Замелькали однообразно напряженные дни: инструктаж нарядов, дежурство по полку, патрулирование на станции и в поездах, проверка службы нарядов – и каждый день все больше задержанных, которые тоже доставляли немало хлопот. На допросах они твердили подозрительно одно и то же: «Только коммерческие интересы подняли в дорогу». Когда же приглядишься к ним, то многие из арестованных походили больше на переодетых офицеров, чем на купцов либо коммивояжеров.
В первое время все задержанные изворачивались, словно ужи, пытаясь выскользнуть из рук. И их поведение было вполне объяснимо. Политическая обстановка в Финляндии пока оставалась непонятной, и борьба за власть шла не в открытую, а тайно. Вот никто и не стремился афишировать истинные цели своих поездок в Германию, Польшу и другие страны.
События, однако, развивались бурно. В середине ноября Финляндию потрясла всеобщая забастовка. Увы, выстрел народного недовольства оказался холостым. Руководители финских социал-демократов не смогли или не захотели воспользоваться революционной ситуацией. Советская власть не была создана.

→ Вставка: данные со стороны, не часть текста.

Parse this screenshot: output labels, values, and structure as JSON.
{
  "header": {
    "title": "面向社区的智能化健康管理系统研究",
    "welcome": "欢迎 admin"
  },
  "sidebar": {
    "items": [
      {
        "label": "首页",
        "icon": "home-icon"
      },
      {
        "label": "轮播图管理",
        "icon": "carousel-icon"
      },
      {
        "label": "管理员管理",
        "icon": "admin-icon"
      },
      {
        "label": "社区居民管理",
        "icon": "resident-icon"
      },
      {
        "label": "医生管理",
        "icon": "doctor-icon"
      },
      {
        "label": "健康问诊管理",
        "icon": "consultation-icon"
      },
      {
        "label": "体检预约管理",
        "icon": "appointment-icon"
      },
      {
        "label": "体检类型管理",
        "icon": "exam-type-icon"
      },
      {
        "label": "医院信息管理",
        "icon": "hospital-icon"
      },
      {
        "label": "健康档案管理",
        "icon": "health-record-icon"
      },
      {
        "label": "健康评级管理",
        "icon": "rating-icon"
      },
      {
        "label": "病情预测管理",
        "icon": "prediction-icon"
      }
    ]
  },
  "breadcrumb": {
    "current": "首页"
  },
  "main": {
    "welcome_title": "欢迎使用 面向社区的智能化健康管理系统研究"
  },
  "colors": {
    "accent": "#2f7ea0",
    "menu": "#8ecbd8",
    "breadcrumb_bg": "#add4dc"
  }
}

– Сползание в оппортунизм, – сделал этому событию категорическую оценку председатель ревкома пограничного полка Шинкарев. – Теперь порохом запахнет. Капиталист своего не упустит, уж я-то знаю.
Дальше все шло по обычной житейской схеме: где потерял один, там нашел другой. Парламент утвердил буржуазный сенат во главе со Свинхувудом, представителем правого крыла младофиннов. Шинкарев констатировал:
– Гидра контрреволюции поднимает голову. Польется кровушка, поверьте мне!
Поверить в это было трудно. В России советская власть торжествует почти повсюду, а Финляндия, как ни крути, тоже Россия. Но граница – барометр. Она сразу показывает политический климат. «Коммерсантов» намного поубавилось, но те, кого патрульные задерживали, извивались теперь по-гадючьи, стремясь не выскользнуть, а укусить. Они полностью отрицали право русских пограничников вмешиваться в их дела, а иные требовали убираться подобру-поздорову. Все чаще стали поступать доклады с постов о вооруженных нападениях на них.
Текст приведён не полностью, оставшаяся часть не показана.